By By Marcus Austin, 18 May 2006 at 16:19

There are two truisms when it comes to the Internet: if you open a connection to the Internet within a few minutes someone will try and hack into it, and if you build a website, it won't be long before someone from a SEO (search engine optimisation) company will ring you and ask you if you want to be number one on Google.

SEO companies have sprung up all over the Internet in the last three years, all claimin the same thing: to get your website to the top of the search engine listings. The problem is that many are unscrupulous about how they go about this, and search engines are beginning to wise up.

In February of 2006 BMW Germany's site was de-listed from Google's index, and for a period of 24 hours anyone searching Google for BMW.DE would not have been able to find it. BMW were let off quite lightly: normally a de-listed site can take weeks if not months to get back on the database.

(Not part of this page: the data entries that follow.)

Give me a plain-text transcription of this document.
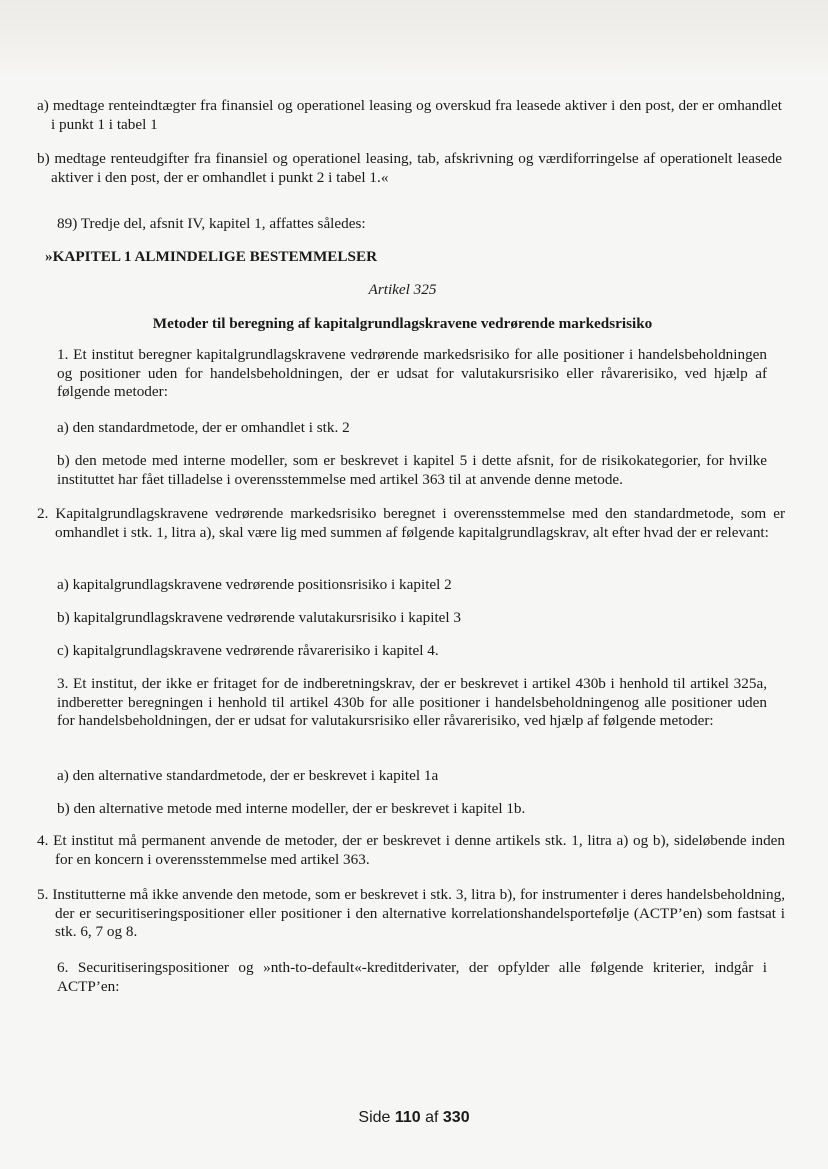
a) medtage renteindtægter fra finansiel og operationel leasing og overskud fra leasede aktiver i den post, der er omhandlet i punkt 1 i tabel 1

b) medtage renteudgifter fra finansiel og operationel leasing, tab, afskrivning og værdiforringelse af operationelt leasede aktiver i den post, der er omhandlet i punkt 2 i tabel 1.«

89) Tredje del, afsnit IV, kapitel 1, affattes således:

»KAPITEL 1 ALMINDELIGE BESTEMMELSER

Artikel 325

Metoder til beregning af kapitalgrundlagskravene vedrørende markedsrisiko

1. Et institut beregner kapitalgrundlagskravene vedrørende markedsrisiko for alle positioner i handelsbeholdningen og positioner uden for handelsbeholdningen, der er udsat for valutakursrisiko eller råvarerisiko, ved hjælp af følgende metoder:

a) den standardmetode, der er omhandlet i stk. 2

b) den metode med interne modeller, som er beskrevet i kapitel 5 i dette afsnit, for de risikokategorier, for hvilke instituttet har fået tilladelse i overensstemmelse med artikel 363 til at anvende denne metode.

2. Kapitalgrundlagskravene vedrørende markedsrisiko beregnet i overensstemmelse med den standardmetode, som er omhandlet i stk. 1, litra a), skal være lig med summen af følgende kapitalgrundlagskrav, alt efter hvad der er relevant:

a) kapitalgrundlagskravene vedrørende positionsrisiko i kapitel 2

b) kapitalgrundlagskravene vedrørende valutakursrisiko i kapitel 3

c) kapitalgrundlagskravene vedrørende råvarerisiko i kapitel 4.

3. Et institut, der ikke er fritaget for de indberetningskrav, der er beskrevet i artikel 430b i henhold til artikel 325a, indberetter beregningen i henhold til artikel 430b for alle positioner i handelsbeholdningenog alle positioner uden for handelsbeholdningen, der er udsat for valutakursrisiko eller råvarerisiko, ved hjælp af følgende metoder:

a) den alternative standardmetode, der er beskrevet i kapitel 1a

b) den alternative metode med interne modeller, der er beskrevet i kapitel 1b.

4. Et institut må permanent anvende de metoder, der er beskrevet i denne artikels stk. 1, litra a) og b), sideløbende inden for en koncern i overensstemmelse med artikel 363.

5. Institutterne må ikke anvende den metode, som er beskrevet i stk. 3, litra b), for instrumenter i deres handelsbeholdning, der er securitiseringspositioner eller positioner i den alternative korrelationshandelsporteføljе (ACTP’en) som fastsat i stk. 6, 7 og 8.

6. Securitiseringspositioner og »nth-to-default«-kreditderivater, der opfylder alle følgende kriterier, indgår i ACTP’en:

Side 110 af 330
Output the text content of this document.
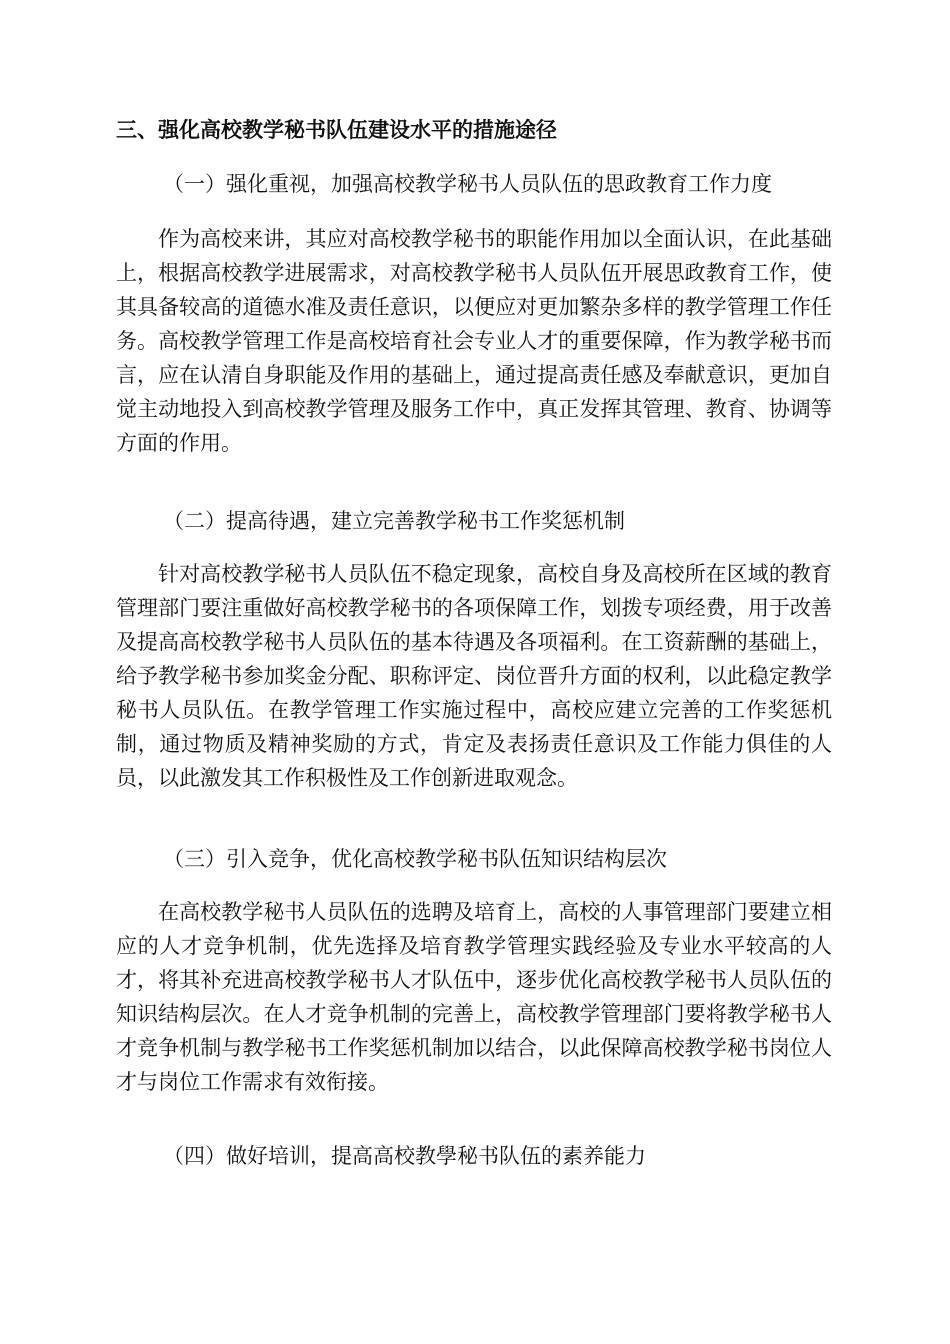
三、强化高校教学秘书队伍建设水平的措施途径
（一）强化重视，加强高校教学秘书人员队伍的思政教育工作力度
作为高校来讲，其应对高校教学秘书的职能作用加以全面认识，在此基础上，根据高校教学进展需求，对高校教学秘书人员队伍开展思政教育工作，使其具备较高的道德水准及责任意识，以便应对更加繁杂多样的教学管理工作任务。高校教学管理工作是高校培育社会专业人才的重要保障，作为教学秘书而言，应在认清自身职能及作用的基础上，通过提高责任感及奉献意识，更加自觉主动地投入到高校教学管理及服务工作中，真正发挥其管理、教育、协调等方面的作用。
（二）提高待遇，建立完善教学秘书工作奖惩机制
针对高校教学秘书人员队伍不稳定现象，高校自身及高校所在区域的教育管理部门要注重做好高校教学秘书的各项保障工作，划拨专项经费，用于改善及提高高校教学秘书人员队伍的基本待遇及各项福利。在工资薪酬的基础上，给予教学秘书参加奖金分配、职称评定、岗位晋升方面的权利，以此稳定教学秘书人员队伍。在教学管理工作实施过程中，高校应建立完善的工作奖惩机制，通过物质及精神奖励的方式，肯定及表扬责任意识及工作能力俱佳的人员，以此激发其工作积极性及工作创新进取观念。
（三）引入竞争，优化高校教学秘书队伍知识结构层次
在高校教学秘书人员队伍的选聘及培育上，高校的人事管理部门要建立相应的人才竞争机制，优先选择及培育教学管理实践经验及专业水平较高的人才，将其补充进高校教学秘书人才队伍中，逐步优化高校教学秘书人员队伍的知识结构层次。在人才竞争机制的完善上，高校教学管理部门要将教学秘书人才竞争机制与教学秘书工作奖惩机制加以结合，以此保障高校教学秘书岗位人才与岗位工作需求有效衔接。
（四）做好培训，提高高校教學秘书队伍的素养能力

Many companies don't realise quite how big an effect Google and the other search engines have on site traffic. A good natural listing (a site that appears in the main listings rather than in the paid-for listings) on the combined search engines can account for up to 80 per cent of some sites' traffic, and Google accounts for 80 per cent of all search engine traffic. Take away Google and you could, in theory, cut traffic to a site by up to 64 per cent.

De-listing can be painful

The key lesson to learn from the BMW situation is that de-listing can happen to anyone, no matter how big or small. As we've seen it can be paiful too, for your bottom line as well as your corporate image, and you should do everything possible to stop it from happening. This is, however, not as straightforward as it seems.

According to Google employee and blogger, Matt Cutts, the German BMW site had been removed for violating the guideline: "Don't deceive your users or present different content to search engines than you display to users."

Google and the other engines, however, neither reveal how their search algorithms work - as they don't want SEO companies to know how to unfairly influence the results - nor do they publish what is and isn't acceptable practice for SEO. Its outlines and those of the other search engines are hazy.

The key point is to be open in everything you do. A search engine catalogues websites with applications know as bots. These applications spider the Web and your site looking at all the information contained within it and following any links on the pages. They are "dumb" applications. They can't pull down drop-down menus, they can't read text in gif or jpg files, they can't type names into search boxes, they can cope with Flash but they'd rather not, and they're particularly frightened of getting stuck in loops. Above all they hate been cheated.

Cheap chicanery

SEO companies have traditionally used various practices that are designed to fool the dumb bot into thinking a page is more useful than it actually is. One method is called "cloaking", or presenting hundreds of keywords to the bot but hiding them from users by making them the same colour as the background or putting them at the foot of the page in very small text. Another is by producing so-called "doorway pages" that are full of keywords and phrases, but are never seen by the browser as the page automatically redirects to another page, often with completely different content on it.